As much as we should be horrified by the resurgence of white supremacy, Andersen said, do not be distracted from more covert forms of racism. Racism impacts everyday interactions even when no prejudice is expressed. What happened in the past, she said, reverberates in the present and advantages whites who demonstrate no prejudice. She also discussed the practice of redlining in the housing market, and showed how it has affected the accumulation of wealth and the median net worth of different races. Additionally, whites are three times more likely to receive an inheritance. These factors can influence whether a household is able to sustain a crisis, such as the economic or health crises we are seeing because of COVID-19. In May 2020, 28% of African Americans had to defer mortgage payments compared with 9% of whites. 

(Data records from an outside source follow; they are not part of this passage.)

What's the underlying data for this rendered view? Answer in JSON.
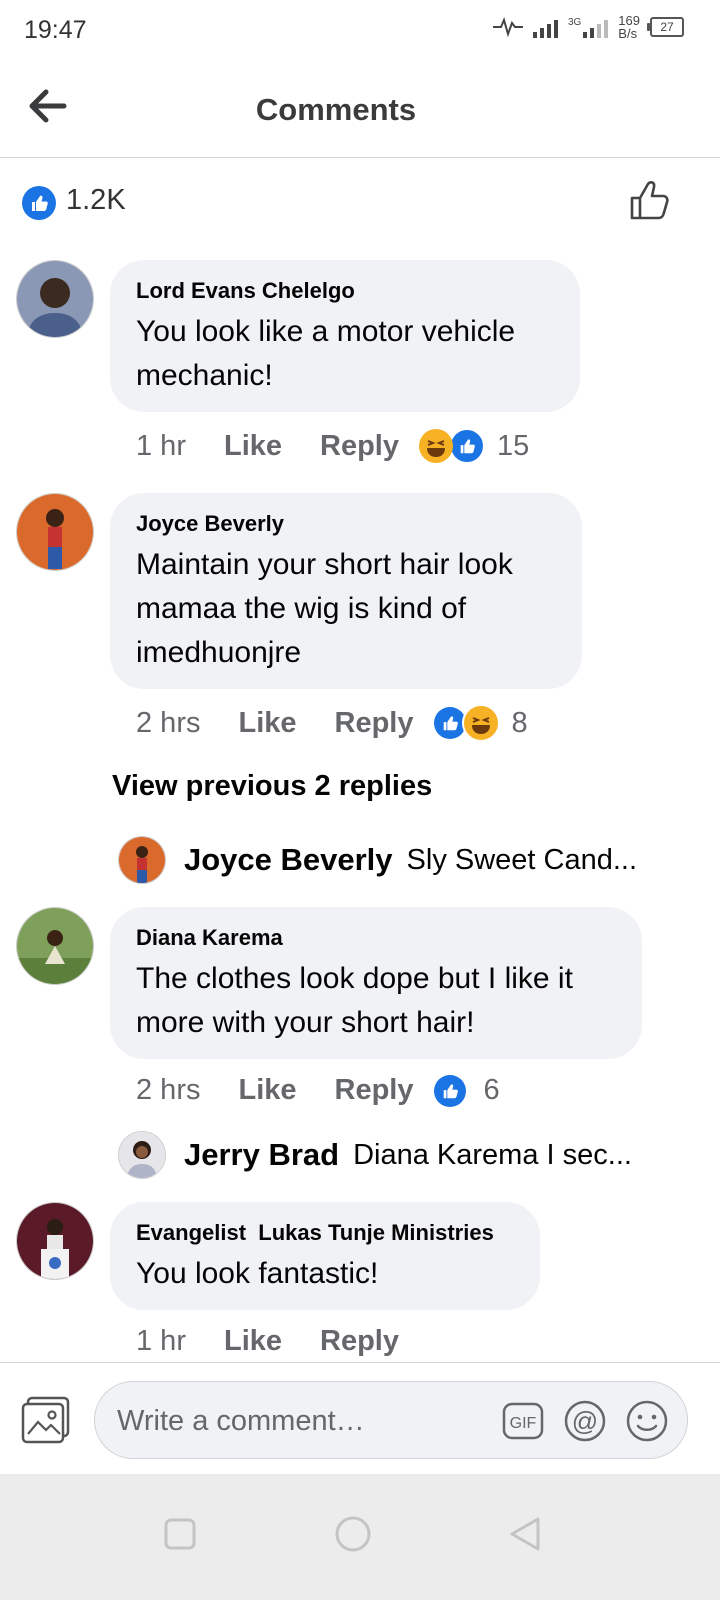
{
  "status_bar": {
    "time": "19:47",
    "network": "3G",
    "speed_value": "169",
    "speed_unit": "B/s",
    "battery": "27"
  },
  "header": {
    "title": "Comments",
    "back_icon": "arrow-left-icon"
  },
  "reactions_summary": {
    "count": "1.2K"
  },
  "comments": [
    {
      "author": "Lord Evans Chelelgo",
      "text": "You look like a motor vehicle mechanic!",
      "time": "1 hr",
      "like_label": "Like",
      "reply_label": "Reply",
      "reaction_count": "15"
    },
    {
      "author": "Joyce Beverly",
      "text": "Maintain your short hair look mamaa the wig is kind of imedhuonjre",
      "time": "2 hrs",
      "like_label": "Like",
      "reply_label": "Reply",
      "reaction_count": "8"
    },
    {
      "author": "Diana Karema",
      "text": "The clothes look dope but I like it more with your short hair!",
      "time": "2 hrs",
      "like_label": "Like",
      "reply_label": "Reply",
      "reaction_count": "6"
    },
    {
      "author": "Evangelist  Lukas Tunje Ministries",
      "text": "You look fantastic!",
      "time": "1 hr",
      "like_label": "Like",
      "reply_label": "Reply"
    }
  ],
  "view_previous": "View previous 2 replies",
  "replies": [
    {
      "name": "Joyce Beverly",
      "text": "Sly Sweet Cand..."
    },
    {
      "name": "Jerry Brad",
      "text": "Diana Karema I sec..."
    }
  ],
  "composer": {
    "placeholder": "Write a comment…",
    "gif_label": "GIF",
    "at_label": "@"
  },
  "colors": {
    "brand_blue": "#1b74e4",
    "bubble_bg": "#f0f2f5",
    "meta_grey": "#65676b",
    "haha_yellow": "#f7b125"
  }
}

Andersen encouraged the audience to recognize the reality of racism and not avoid talking about it. She shared her own childhood experience of growing up in segregated schools in both Rome, Georgia and Boston, Massachusetts and how that made her curious about race. Segregation, she said, is the enemy of overcoming racism. Contact between groups shatters stereotypes. While race is a social construct, it is real in terms of our identities and the impact race has on society. You can’t get to colorblind, she said, by ignoring race. 

Getting Smart about Race is available as both a book and an eBook from Queens Public Library.